Cette année j’ai décrété que pour la fête de la musique j’irai voir un ou une artiste que je ne connais pas, dans un registre que je connais peu. En tombant sur je ne sais plus quel encart de je ne sais plus quel journal, je décide d’aller voir Shanti Snyder.

Me voici en route pour la Maison de la Culture et du Japon sans trop savoir ce que je vais voir et sans point de comparaison.

La seule chose que je sais sur Shanti c’est qu’elle a interprété la BO de Ghost in the Shell Stand Alone Complex et de Vision Of Escaflowne.

Salle à places assises (ouf, une bonne nouvelle pour mon dos) en escaliers, neuve et plutôt classe.

20h pétantes, les lumières s’éteignent, ça commence.

Après 2/3 titres, je comprends que les chansons de la demoiselle sont plutôt tournées vers la pop et le jazz. Elle a, en tout cas une très jolie voix, et je trouve ça assez couillu pour une japonaise de chanter du jazz. Dans mon semi conscient parfois réducteur c’est loin du type de personnage que je m’imagine pour un tel répertoire.

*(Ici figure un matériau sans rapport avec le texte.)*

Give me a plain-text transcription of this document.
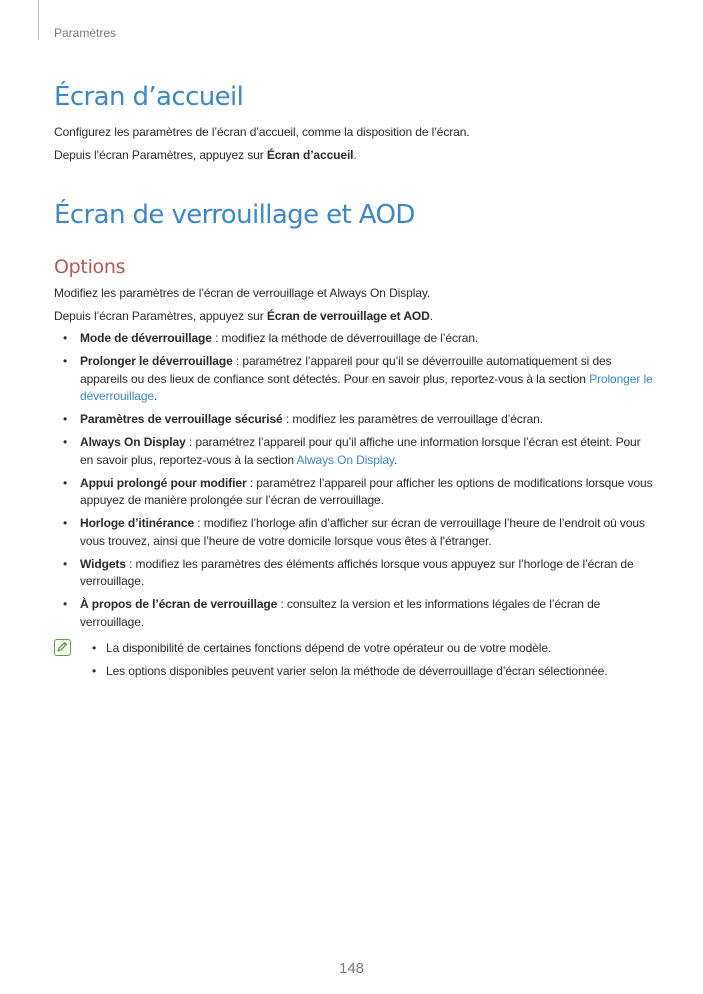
Paramètres
Écran d’accueil

Configurez les paramètres de l’écran d’accueil, comme la disposition de l’écran.

Depuis l’écran Paramètres, appuyez sur Écran d’accueil.

Écran de verrouillage et AOD
Options

Modifiez les paramètres de l’écran de verrouillage et Always On Display.

Depuis l’écran Paramètres, appuyez sur Écran de verrouillage et AOD.

• Mode de déverrouillage : modifiez la méthode de déverrouillage de l’écran.
• Prolonger le déverrouillage : paramétrez l’appareil pour qu’il se déverrouille automatiquement si des appareils ou des lieux de confiance sont détectés. Pour en savoir plus, reportez-vous à la section Prolonger le déverrouillage.
• Paramètres de verrouillage sécurisé : modifiez les paramètres de verrouillage d’écran.
• Always On Display : paramétrez l’appareil pour qu’il affiche une information lorsque l’écran est éteint. Pour en savoir plus, reportez-vous à la section Always On Display.
• Appui prolongé pour modifier : paramétrez l’appareil pour afficher les options de modifications lorsque vous appuyez de manière prolongée sur l’écran de verrouillage.
• Horloge d’itinérance : modifiez l’horloge afin d’afficher sur écran de verrouillage l’heure de l’endroit où vous vous trouvez, ainsi que l’heure de votre domicile lorsque vous êtes à l’étranger.
• Widgets : modifiez les paramètres des éléments affichés lorsque vous appuyez sur l’horloge de l’écran de verrouillage.
• À propos de l’écran de verrouillage : consultez la version et les informations légales de l’écran de verrouillage.
• La disponibilité de certaines fonctions dépend de votre opérateur ou de votre modèle.
• Les options disponibles peuvent varier selon la méthode de déverrouillage d’écran sélectionnée.
148
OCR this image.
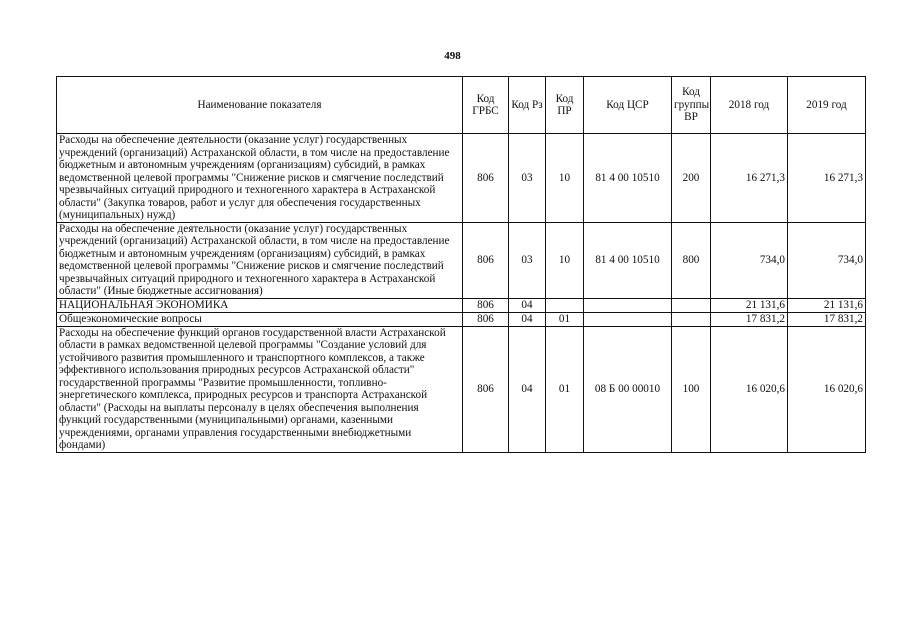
498
Наименование показателя	Код ГРБС	Код Рз	Код ПР	Код ЦСР	Код группы ВР	2018 год	2019 год
Расходы на обеспечение деятельности (оказание услуг) государственных учреждений (организаций) Астраханской области, в том числе на предоставление бюджетным и автономным учреждениям (организациям) субсидий, в рамках ведомственной целевой программы "Снижение рисков и смягчение последствий чрезвычайных ситуаций природного и техногенного характера в Астраханской области" (Закупка товаров, работ и услуг для обеспечения государственных (муниципальных) нужд)	806	03	10	81 4 00 10510	200	16 271,3	16 271,3
Расходы на обеспечение деятельности (оказание услуг) государственных учреждений (организаций) Астраханской области, в том числе на предоставление бюджетным и автономным учреждениям (организациям) субсидий, в рамках ведомственной целевой программы "Снижение рисков и смягчение последствий чрезвычайных ситуаций природного и техногенного характера в Астраханской области" (Иные бюджетные ассигнования)	806	03	10	81 4 00 10510	800	734,0	734,0
НАЦИОНАЛЬНАЯ ЭКОНОМИКА	806	04				21 131,6	21 131,6
Общеэкономические вопросы	806	04	01			17 831,2	17 831,2
Расходы на обеспечение функций органов государственной власти Астраханской области в рамках ведомственной целевой программы "Создание условий для устойчивого развития промышленного и транспортного комплексов, а также эффективного использования природных ресурсов Астраханской области" государственной программы "Развитие промышленности, топливно-энергетического комплекса, природных ресурсов и транспорта Астраханской области" (Расходы на выплаты персоналу в целях обеспечения выполнения функций государственными (муниципальными) органами, казенными учреждениями, органами управления государственными внебюджетными фондами)	806	04	01	08 Б 00 00010	100	16 020,6	16 020,6
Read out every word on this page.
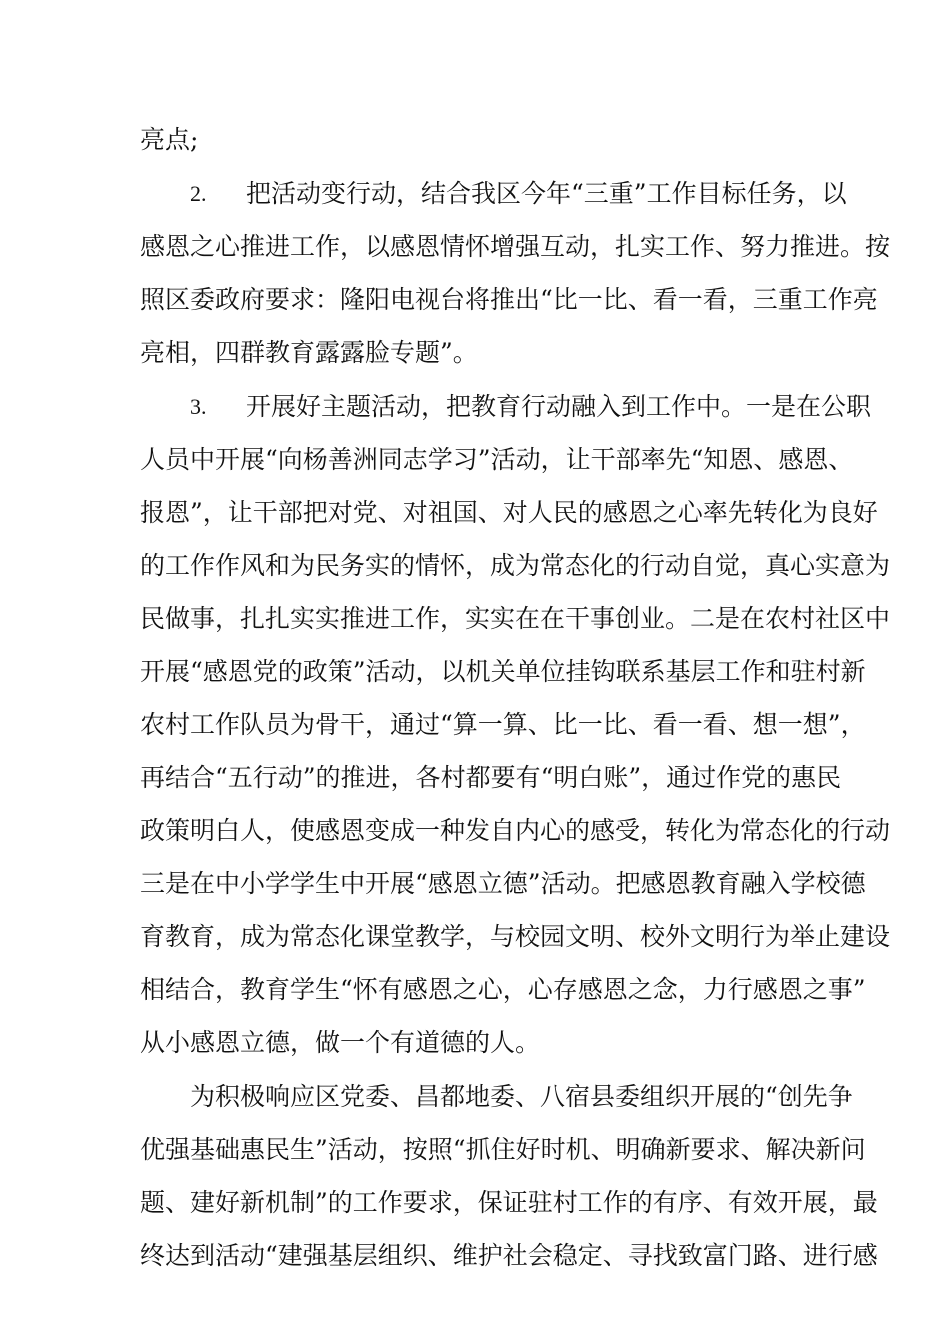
亮点;
2. 把活动变行动，结合我区今年“三重”工作目标任务，以
感恩之心推进工作，以感恩情怀增强互动，扎实工作、努力推进。按
照区委政府要求：隆阳电视台将推出“比一比、看一看，三重工作亮
亮相，四群教育露露脸专题”。
3. 开展好主题活动，把教育行动融入到工作中。一是在公职
人员中开展“向杨善洲同志学习”活动，让干部率先“知恩、感恩、
报恩”，让干部把对党、对祖国、对人民的感恩之心率先转化为良好
的工作作风和为民务实的情怀，成为常态化的行动自觉，真心实意为
民做事，扎扎实实推进工作，实实在在干事创业。二是在农村社区中
开展“感恩党的政策”活动，以机关单位挂钩联系基层工作和驻村新
农村工作队员为骨干，通过“算一算、比一比、看一看、想一想”，
再结合“五行动”的推进，各村都要有“明白账”，通过作党的惠民
政策明白人，使感恩变成一种发自内心的感受，转化为常态化的行动
三是在中小学学生中开展“感恩立德”活动。把感恩教育融入学校德
育教育，成为常态化课堂教学，与校园文明、校外文明行为举止建设
相结合，教育学生“怀有感恩之心，心存感恩之念，力行感恩之事”
从小感恩立德，做一个有道德的人。
为积极响应区党委、昌都地委、八宿县委组织开展的“创先争
优强基础惠民生”活动，按照“抓住好时机、明确新要求、解决新问
题、建好新机制”的工作要求，保证驻村工作的有序、有效开展，最
终达到活动“建强基层组织、维护社会稳定、寻找致富门路、进行感
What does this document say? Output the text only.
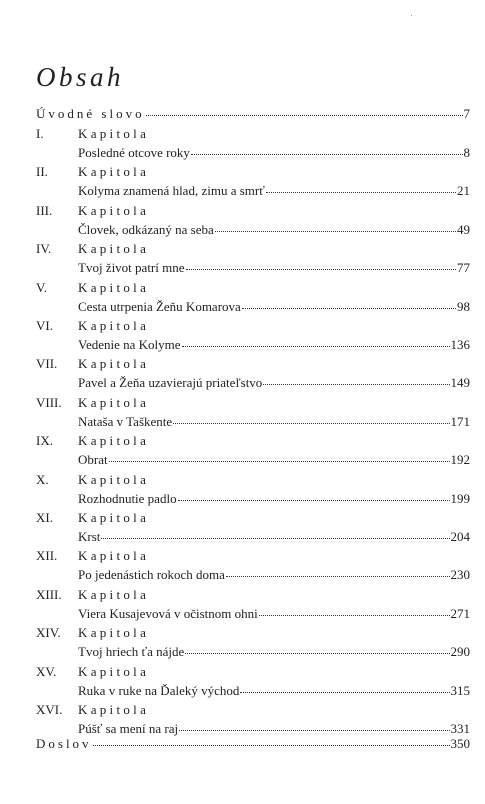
Obsah
Úvodné slovo	7
I.	Kapitola
Posledné otcove roky	8
II.	Kapitola
Kolyma znamená hlad, zimu a smrť	21
III.	Kapitola
Človek, odkázaný na seba	49
IV.	Kapitola
Tvoj život patrí mne	77
V.	Kapitola
Cesta utrpenia Žeňu Komarova	98
VI.	Kapitola
Vedenie na Kolyme	136
VII.	Kapitola
Pavel a Žeňa uzavierajú priateľstvo	149
VIII.	Kapitola
Nataša v Taškente	171
IX.	Kapitola
Obrat	192
X.	Kapitola
Rozhodnutie padlo	199
XI.	Kapitola
Krst	204
XII.	Kapitola
Po jedenástich rokoch doma	230
XIII.	Kapitola
Viera Kusajevová v očistnom ohni	271
XIV.	Kapitola
Tvoj hriech ťa nájde	290
XV.	Kapitola
Ruka v ruke na Ďaleký východ	315
XVI.	Kapitola
Púšť sa mení na raj	331
Doslov	350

L’ambiance est intimiste, on a limite l’impression de les voir en répèt': elle regarde et se tourne souvent vers ses musiciens (qu’elle présentera plusieurs fois), semble leur donner de temps en temps des indications et des encouragements de la tête,chantonne de temps en temps entre 2 chansons en oubliant limite le micro, danse un peu et parle souvent à son public (en anglais).

La petite anecdote du concert est pour moi l’attitude du bassiste pendant un morceau. Il semble jusque là ne pas être dans son élément et se retenir. Quand tout à coup, il se rapproche du guitariste avec un graaaand sourire et entame son solo. Balaise, d’ailleurs.

Le jazz est ma bête noire et le restera, ce qui ne m’a pas empêché d’apprécier la technique de chacun des musiciens. Je n’ai donc pas trop aimé les chansons jazz, un peu plus les chansons pop . L’interprétation du titre de Vision d’Escaflowne aura été mon coup de coeur et rien que pour ça je n’ai pas regretté d’être restée alors que j’aurai pu partir à l’entracte. En bref, c’était cool.